Dubai: Dubai is returning to the debt markets at just the right moment. Less than a year since flagship conglomerate Dubai World was forced to restructure almost $25 billion of borrowings, demand for a planned $1 billion sovereign debt issue is hot. It might seem too soon to tap bond markets when creditors should still be smarting from last year’s crisis. But the emirate has good reason to expect a favourable reception.

For a start, the worst appears to be over. The Dubai World restructuring is set to be signed off within weeks. Lenders will get full repayment of principal over an extended period up to eight years, but take an effective haircut via lower coupons. Dubai World’s difficulties did not constitute a sovereign default but markets treated it like one. The oil-poor emirate depends on debt markets, and remains without a credit rating. So the rapid and relatively generous restructuring deal the government reached with over 70 international banks was crucial to Dubai’s rehabilitation. The restructuring process also forced the emirate to distinguish the credit status of Dubai’s government-owned “private” sector, estimated to have had debt in excess of $100 billion, from the government itself, which owed just $29 billion at the end of July 2010.

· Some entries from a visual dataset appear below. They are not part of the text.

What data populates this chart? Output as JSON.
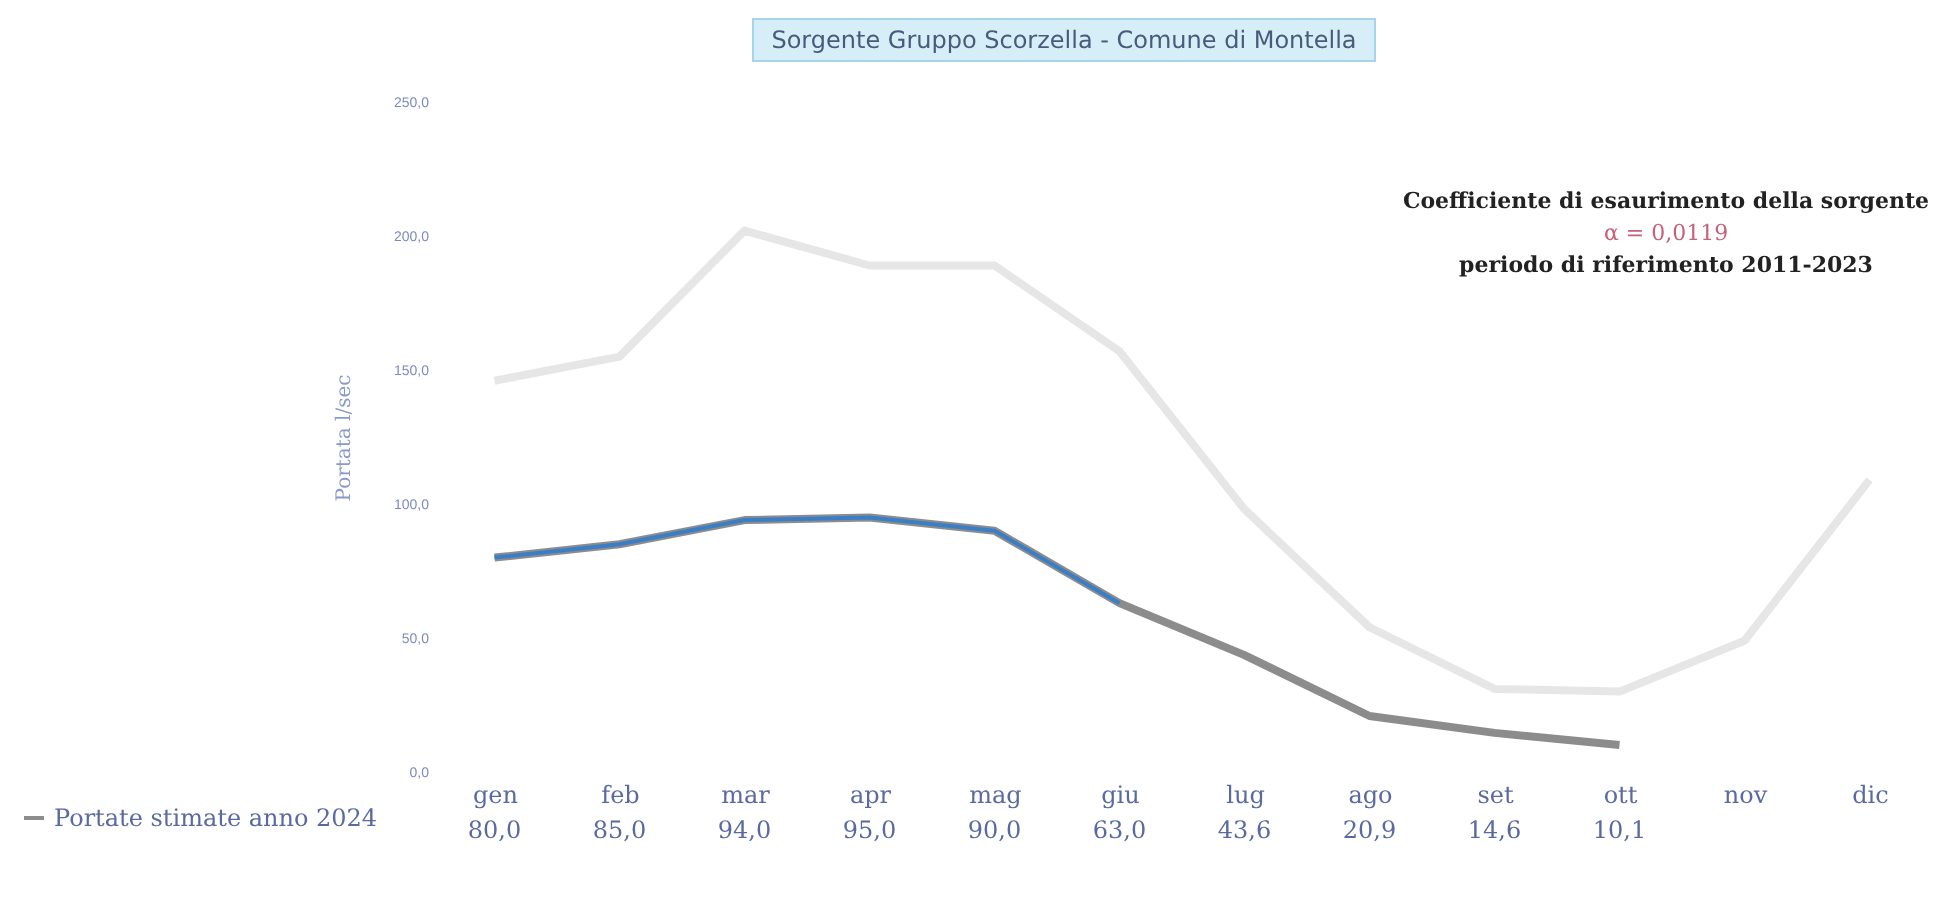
{
  "chart_data": {
    "type": "line",
    "title": "Sorgente Gruppo Scorzella - Comune di Montella",
    "ylabel": "Portata l/sec",
    "categories": [
      "gen",
      "feb",
      "mar",
      "apr",
      "mag",
      "giu",
      "lug",
      "ago",
      "set",
      "ott",
      "nov",
      "dic"
    ],
    "series": [
      {
        "color": "#e6e6e6",
        "values": [
          146,
          155,
          202,
          189,
          189,
          157,
          98,
          54,
          31,
          30,
          49,
          109
        ]
      },
      {
        "name": "Portate stimate anno 2024",
        "color": "#8c8c8c",
        "values": [
          80,
          85,
          94,
          95,
          90,
          63,
          43.6,
          20.9,
          14.6,
          10.1,
          null,
          null
        ],
        "value_labels": [
          "80,0",
          "85,0",
          "94,0",
          "95,0",
          "90,0",
          "63,0",
          "43,6",
          "20,9",
          "14,6",
          "10,1",
          null,
          null
        ]
      },
      {
        "color": "#3a7fc6",
        "values": [
          80,
          85,
          94,
          95,
          90,
          63,
          null,
          null,
          null,
          null,
          null,
          null
        ]
      }
    ],
    "ylim": [
      0,
      250
    ],
    "yticks": [
      {
        "value": 0,
        "label": "0,0"
      },
      {
        "value": 50,
        "label": "50,0"
      },
      {
        "value": 100,
        "label": "100,0"
      },
      {
        "value": 150,
        "label": "150,0"
      },
      {
        "value": 200,
        "label": "200,0"
      },
      {
        "value": 250,
        "label": "250,0"
      }
    ],
    "annotations": [
      "Coefficiente di esaurimento della sorgente",
      "α = 0,0119",
      "periodo di riferimento 2011-2023"
    ],
    "grid": false,
    "legend": "bottom left",
    "marker": "none",
    "line_style": "solid"
  }
}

While questions remain about the health of the overall economy devastated by the bursting of Dubai’s real-estate bubble, investors now have a clearer idea of the risks.

The International Monetary Fund forecasts that Dubai faces its second consecutive year of negative economic growth in 2010. But with the sovereign crisis still playing out in the euro zone, the emirate has an investment story for emerging-market investors. Its future as a hub for regional trade and tourism remains intact. The ambition of being a top financial centre - which helped lead the emirate astray - is no longer a core part of Dubai’s 2015 strategic plan, according to the bond prospectus, but Dubai remains ahead on that front too compared to regional rivals.

The sale comprises five- and 10-year bonds - to fly. Initial yield guidance puts the five-year bond yield at 6.75 percent, a slight premium to the 6.36 percent effective coupon on the five-year fixed-rate Islamic bond the government issued last November. It’s as if investors think Dubai’s debt crisis never happened.